To compare the obstetric and perinatal outcomes of deliveries conceived with embryos from single-step vs. sequential culture media systems.
Historical cohort of Massachusetts vital records linked to assisted reproductive technology clinic data from the Society for Assisted Reproductive Technology Clinic Outcome Reporting System and laboratory embryology data from two large academic hospital fertility centers.
Not applicable.
Patients with singleton live birth deliveries between 2004 and 2017 conceived with autologous assisted reproductive technology cycles with fresh blastocyst transfer using either single-step (n = 1,058) or sequential (n = 474) culture media systems.
None.
Associations of single-step vs. sequential culture with obstetric outcomes (mode of delivery, placental abnormalities, pregnancy-induced hypertension, and gestational diabetes) and perinatal outcomes (preterm birth, low birthweight, small-for-gestational-age, and large-for-gestational-age [LGA]) were assessed with multivariate logistic modeling, adjusted for maternal age, race/ethnicity, education, parity, insurance type, protein supplementation, oxygen concentration, fertilization method, and number of transferred embryos.
Compared with sequential culture, single-step culture was associated with increased odds of LGA (adjusted odds ratio 2.1, 95% confidence interval 1.04-4.22). There were no statistically significant differences between single-step and sequential culture media systems in the odds of placental abnormalities, pregnancy-induced hypertension, gestational diabetes, prematurity, small-for-gestational-age, or low birthweight.
Single-step culture is associated with increased odds of LGA, indicating that embryo culture media systems may affect perinatal outcomes.

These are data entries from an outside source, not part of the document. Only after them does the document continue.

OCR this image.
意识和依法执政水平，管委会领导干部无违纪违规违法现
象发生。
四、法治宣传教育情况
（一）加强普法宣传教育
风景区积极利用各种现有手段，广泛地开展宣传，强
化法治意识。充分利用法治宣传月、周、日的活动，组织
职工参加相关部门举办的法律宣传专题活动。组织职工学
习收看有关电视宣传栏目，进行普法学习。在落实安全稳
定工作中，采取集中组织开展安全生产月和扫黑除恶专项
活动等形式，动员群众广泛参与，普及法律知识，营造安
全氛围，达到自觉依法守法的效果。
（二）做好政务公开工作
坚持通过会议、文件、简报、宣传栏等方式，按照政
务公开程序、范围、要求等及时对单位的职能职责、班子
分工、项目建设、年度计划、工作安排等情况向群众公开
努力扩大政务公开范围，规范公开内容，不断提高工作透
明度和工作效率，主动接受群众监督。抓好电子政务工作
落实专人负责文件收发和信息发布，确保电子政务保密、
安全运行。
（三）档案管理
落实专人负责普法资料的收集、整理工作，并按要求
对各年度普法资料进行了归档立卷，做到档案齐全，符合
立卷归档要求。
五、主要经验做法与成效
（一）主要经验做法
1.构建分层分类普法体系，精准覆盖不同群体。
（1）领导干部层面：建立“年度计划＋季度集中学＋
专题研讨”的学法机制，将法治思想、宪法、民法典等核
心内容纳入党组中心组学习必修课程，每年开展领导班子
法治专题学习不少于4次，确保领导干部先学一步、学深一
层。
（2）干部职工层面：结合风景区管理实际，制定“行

比较使用一步法和序贯法培养体系的胚胎进行分娩的产科和围产期结局。
将马萨诸塞州生命记录中的历史队列与辅助生殖技术诊所数据从辅助生殖技术协会诊所结局报告系统、两个大型学术医院生育中心的实验室胚胎学数据相联系。
不适用。
2004 年至 2017 年间接受自体辅助生殖技术周期新鲜囊胚移植的单胎活产分娩患者,使用一步法(n=1058)或序贯法(n=474)培养体系。
无。
比较一步法和序贯法与产科结局(分娩方式、胎盘异常、妊娠高血压和妊娠期糖尿病)和围产儿结局(早产、低出生体重、小于胎龄儿和大于胎龄儿[LGA])的相关性,采用多元逻辑回归模型进行调整,调整因素包括母亲年龄、种族/民族、教育程度、产次、保险类型、蛋白质补充、氧浓度、受精方法和移植胚胎数量。
与序贯培养相比,一步法培养与 LGA 的发生几率增加相关(调整后的优势比 2.1,95%置信区间 1.04-4.22)。在胎盘异常、妊娠高血压、妊娠期糖尿病、早产、小于胎龄儿或低出生体重的几率方面,一步法和序贯培养体系之间没有统计学上的显著差异。
一步法培养与 LGA 的发生几率增加相关,这表明胚胎培养体系可能会影响围产儿结局。